Book Review: Has Christianity Failed You?



Has Christianity Failed You?
by Ravi Zacharias

Summary:
A hard look into the common complaint leveled against the church, Dr. Zacharias declares that Christian drop-outs may have given up too soon. Pulling no punches and using that great brain of his, the book posits that faith in Christ is not a picnic nor a placebo, but a robust relationship that will take a beating in our everyday trials. Disillusioned Christians that have been burned out by false claims of the church — increased pleasure, reduced pain, an easier life — can only grow bitter in their weary bones. It’s these false claims that are examined against reality and then left behind as Dr. Zacharias moves forward into a durable faith.


Strengths:
This work presents one of the most convincing cases for Christianity not simply as the best way, but the only way. It is such a convincing intellectual case that I actually felt renewed in strength; if the goal of the book is to connect the head and the heart, then it succeeds at every level. One by one, Dr. Zacharias eliminates all other options: self-autonomy, moralistic religion, self-made reason. Humanity is broken and can only be redeemed by the saving love of Christ. This does not automatically answer every crisis or concern, but part of faith is trusting that a good God has already rescued us by His Son.

Dr. Zacharias is also one of the most intelligent thinkers of our time. He utterly destroys the movement of so-called rationalism by continually blasting its inhuman agenda: “This is the endgame of rationalism, where ideas are more important than people.” He overturns those who have persuaded themselves into deception, reminding us when Jesus commended the heart of a child: “It is because children are open to the truth and are not looking for reasons to believe a lie.” There are too many quotable one-liners in his work.

But Dr. Zacharias is no stranger to everyday reality. This man has seen, heard, and experienced whole lifetimes. He tells the story of a heartbroken woman who tried to leave her husband, resulting in the man’s suicide on her lap; another time in a poorer country when a man’s only request is for a new pair of shoes, which Dr.
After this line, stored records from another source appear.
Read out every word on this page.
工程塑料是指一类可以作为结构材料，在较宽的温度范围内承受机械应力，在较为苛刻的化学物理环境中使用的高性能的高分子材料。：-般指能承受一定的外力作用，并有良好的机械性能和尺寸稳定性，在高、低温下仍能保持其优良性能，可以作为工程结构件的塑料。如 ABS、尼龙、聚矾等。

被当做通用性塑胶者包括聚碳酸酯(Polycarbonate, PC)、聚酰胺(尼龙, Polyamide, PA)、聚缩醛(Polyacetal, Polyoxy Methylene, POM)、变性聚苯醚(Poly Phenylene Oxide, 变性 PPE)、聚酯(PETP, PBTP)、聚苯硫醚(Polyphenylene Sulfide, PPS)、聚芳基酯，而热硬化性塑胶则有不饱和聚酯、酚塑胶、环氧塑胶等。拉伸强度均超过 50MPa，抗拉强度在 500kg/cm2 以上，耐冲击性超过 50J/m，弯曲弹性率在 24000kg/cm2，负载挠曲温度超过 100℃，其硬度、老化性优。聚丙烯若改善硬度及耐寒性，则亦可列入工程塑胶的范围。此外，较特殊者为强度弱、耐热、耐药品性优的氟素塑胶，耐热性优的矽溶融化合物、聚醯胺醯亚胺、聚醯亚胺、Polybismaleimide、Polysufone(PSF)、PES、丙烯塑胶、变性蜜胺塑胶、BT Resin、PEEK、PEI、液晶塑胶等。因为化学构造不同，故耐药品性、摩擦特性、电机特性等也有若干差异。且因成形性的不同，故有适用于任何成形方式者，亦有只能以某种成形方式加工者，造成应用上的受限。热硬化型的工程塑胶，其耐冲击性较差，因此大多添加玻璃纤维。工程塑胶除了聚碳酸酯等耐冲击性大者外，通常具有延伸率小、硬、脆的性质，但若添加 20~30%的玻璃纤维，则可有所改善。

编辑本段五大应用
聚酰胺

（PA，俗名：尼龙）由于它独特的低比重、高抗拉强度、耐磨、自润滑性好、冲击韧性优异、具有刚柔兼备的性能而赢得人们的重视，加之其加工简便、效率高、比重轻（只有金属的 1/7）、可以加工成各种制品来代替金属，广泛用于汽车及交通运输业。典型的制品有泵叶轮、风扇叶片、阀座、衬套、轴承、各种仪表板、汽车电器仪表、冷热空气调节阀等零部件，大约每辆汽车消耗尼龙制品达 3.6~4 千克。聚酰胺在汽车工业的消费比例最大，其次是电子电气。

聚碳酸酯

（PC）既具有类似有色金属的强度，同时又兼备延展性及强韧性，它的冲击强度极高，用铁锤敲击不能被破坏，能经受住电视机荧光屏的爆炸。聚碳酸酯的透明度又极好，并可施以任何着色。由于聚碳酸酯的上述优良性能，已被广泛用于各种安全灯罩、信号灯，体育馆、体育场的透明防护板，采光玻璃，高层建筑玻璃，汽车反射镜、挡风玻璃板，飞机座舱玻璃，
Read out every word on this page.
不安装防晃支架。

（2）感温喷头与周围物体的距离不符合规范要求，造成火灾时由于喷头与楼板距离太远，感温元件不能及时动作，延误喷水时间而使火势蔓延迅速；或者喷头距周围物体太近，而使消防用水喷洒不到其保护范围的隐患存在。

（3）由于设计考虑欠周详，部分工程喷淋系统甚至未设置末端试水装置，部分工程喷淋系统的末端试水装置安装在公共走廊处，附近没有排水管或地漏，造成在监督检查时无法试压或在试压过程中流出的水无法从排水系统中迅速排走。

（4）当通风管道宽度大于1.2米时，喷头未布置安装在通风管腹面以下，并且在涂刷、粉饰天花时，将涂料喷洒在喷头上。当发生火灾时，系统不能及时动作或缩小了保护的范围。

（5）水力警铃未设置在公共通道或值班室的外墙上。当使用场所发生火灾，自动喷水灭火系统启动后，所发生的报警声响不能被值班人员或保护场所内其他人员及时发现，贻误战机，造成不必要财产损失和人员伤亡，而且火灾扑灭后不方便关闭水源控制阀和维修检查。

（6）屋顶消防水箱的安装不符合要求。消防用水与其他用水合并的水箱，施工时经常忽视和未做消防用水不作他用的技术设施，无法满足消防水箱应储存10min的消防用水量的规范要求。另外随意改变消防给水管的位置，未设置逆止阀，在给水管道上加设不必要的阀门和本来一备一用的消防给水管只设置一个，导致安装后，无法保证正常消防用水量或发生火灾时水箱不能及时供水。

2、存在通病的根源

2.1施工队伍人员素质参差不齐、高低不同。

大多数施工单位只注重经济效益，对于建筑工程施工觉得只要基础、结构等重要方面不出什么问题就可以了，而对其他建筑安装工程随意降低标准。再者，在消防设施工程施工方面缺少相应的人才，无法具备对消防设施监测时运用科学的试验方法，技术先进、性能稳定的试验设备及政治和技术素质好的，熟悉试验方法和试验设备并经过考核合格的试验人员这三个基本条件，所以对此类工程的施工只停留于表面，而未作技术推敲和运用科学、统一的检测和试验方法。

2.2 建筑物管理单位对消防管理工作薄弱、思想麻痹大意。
Zacharias’ son is able to provide; another story in which Dr. Zacharias prays for a group of successful men who were far from God, and how one man later that night comes to know Jesus is real. These personal experiences ground the book in tested truth. He grasps intellectual concepts as well as the gritty, often grim tragedies of life.


Weaknesses:
By far the worst section in this book is chapter five, in which Dr. Zacharias spends an inordinate amount of time breaking down Robert M. Price’s Reason-Driven Life. I found this strange since Price’s own work is a breakdown of Rick Warren’s Purpose-Driven Life, and I never sensed that Dr. Zacharias caught the irony. The chapter is an overwrought critique of culture that he better dismantles in other places of his book. One who has the same worldview as Robert M. Price could only feel insulted and belittled here; if Dr. Zacharias’ goal is to speak to those who feel that Christianity has let them down, this chapter would only alienate them with its incredulity. It is somehow unlike Dr. Zacharias’ otherwise gentle demeanor and doesn’t fit with the book’s overall purpose.
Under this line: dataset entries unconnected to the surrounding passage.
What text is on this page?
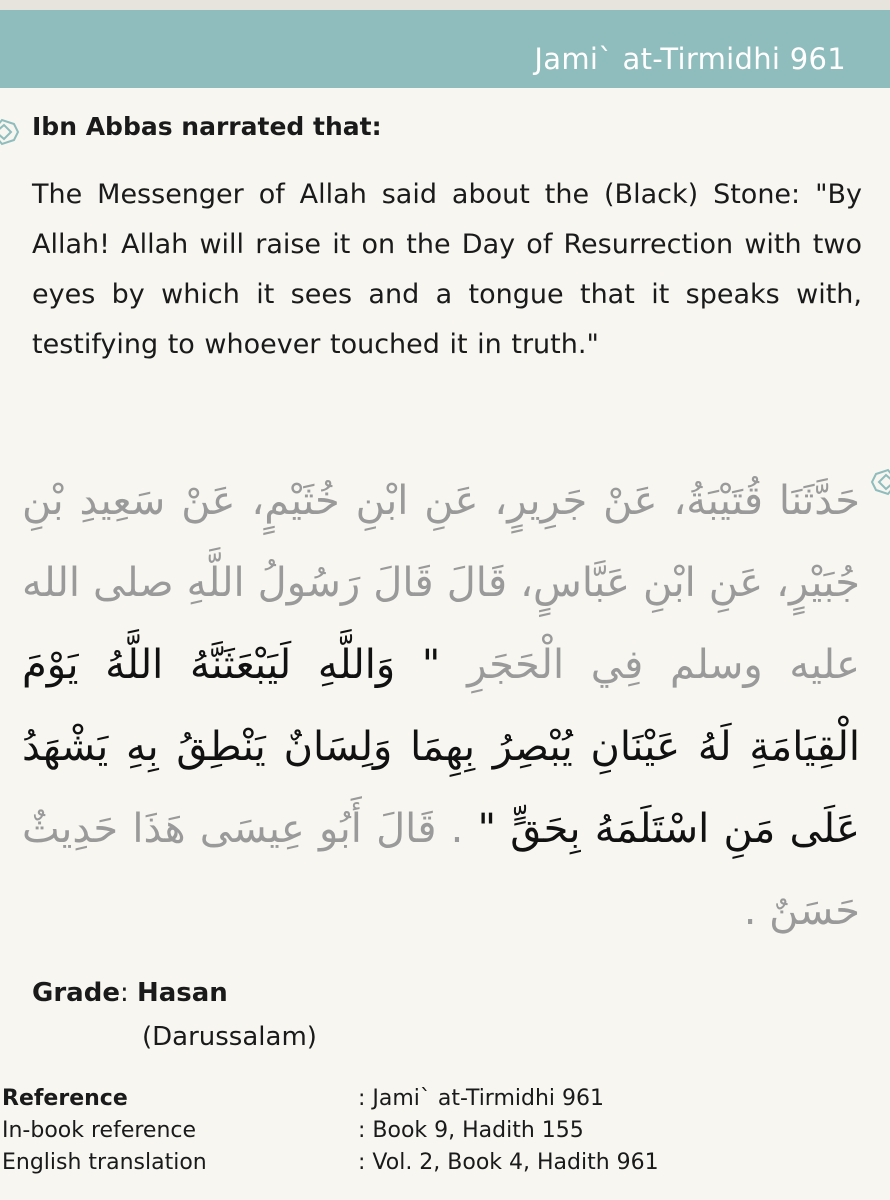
Jami` at-Tirmidhi 961
Ibn Abbas narrated that:
The Messenger of Allah said about the (Black) Stone: "By Allah! Allah will raise it on the Day of Resurrection with two eyes by which it sees and a tongue that it speaks with, testifying to whoever touched it in truth."
حَدَّثَنَا قُتَيْبَةُ، عَنْ جَرِيرٍ، عَنِ ابْنِ خُثَيْمٍ، عَنْ سَعِيدِ بْنِ جُبَيْرٍ، عَنِ ابْنِ عَبَّاسٍ، قَالَ قَالَ رَسُولُ اللَّهِ صلى الله عليه وسلم فِي الْحَجَرِ " وَاللَّهِ لَيَبْعَثَنَّهُ اللَّهُ يَوْمَ الْقِيَامَةِ لَهُ عَيْنَانِ يُبْصِرُ بِهِمَا وَلِسَانٌ يَنْطِقُ بِهِ يَشْهَدُ عَلَى مَنِ اسْتَلَمَهُ بِحَقٍّ " . قَالَ أَبُو عِيسَى هَذَا حَدِيثٌ حَسَنٌ .
Grade: Hasan
(Darussalam)
Reference	: Jami` at-Tirmidhi 961
In-book reference	: Book 9, Hadith 155
English translation	: Vol. 2, Book 4, Hadith 961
There are also times when Dr. Zacharias weaves a concept so wide that he either gets lost in details or spins his wheels in convoluted abstractions. He is a realist but sometimes speaks too idealistically. Other times he is so metaphorical that it appears he’s taking fancy shortcuts by way of pretty pictures to a conclusive point. But this isn’t a major problem: more frequently he does well to bridge the intellect with the heart.


Bottom Line:
By the end, Dr. Zacharias had made such a compelling case for Christianity that it left me a bit breathless. Though there is some long-winded loftiness and there’s the ill-advised fifth chapter, this is a book for both the skeptics and the saved to take a renewed look into the truth of Christ. With a fresh set of eyes, it’s obvious that the Bible is an infinite distance above all other ways, and that it does not fail.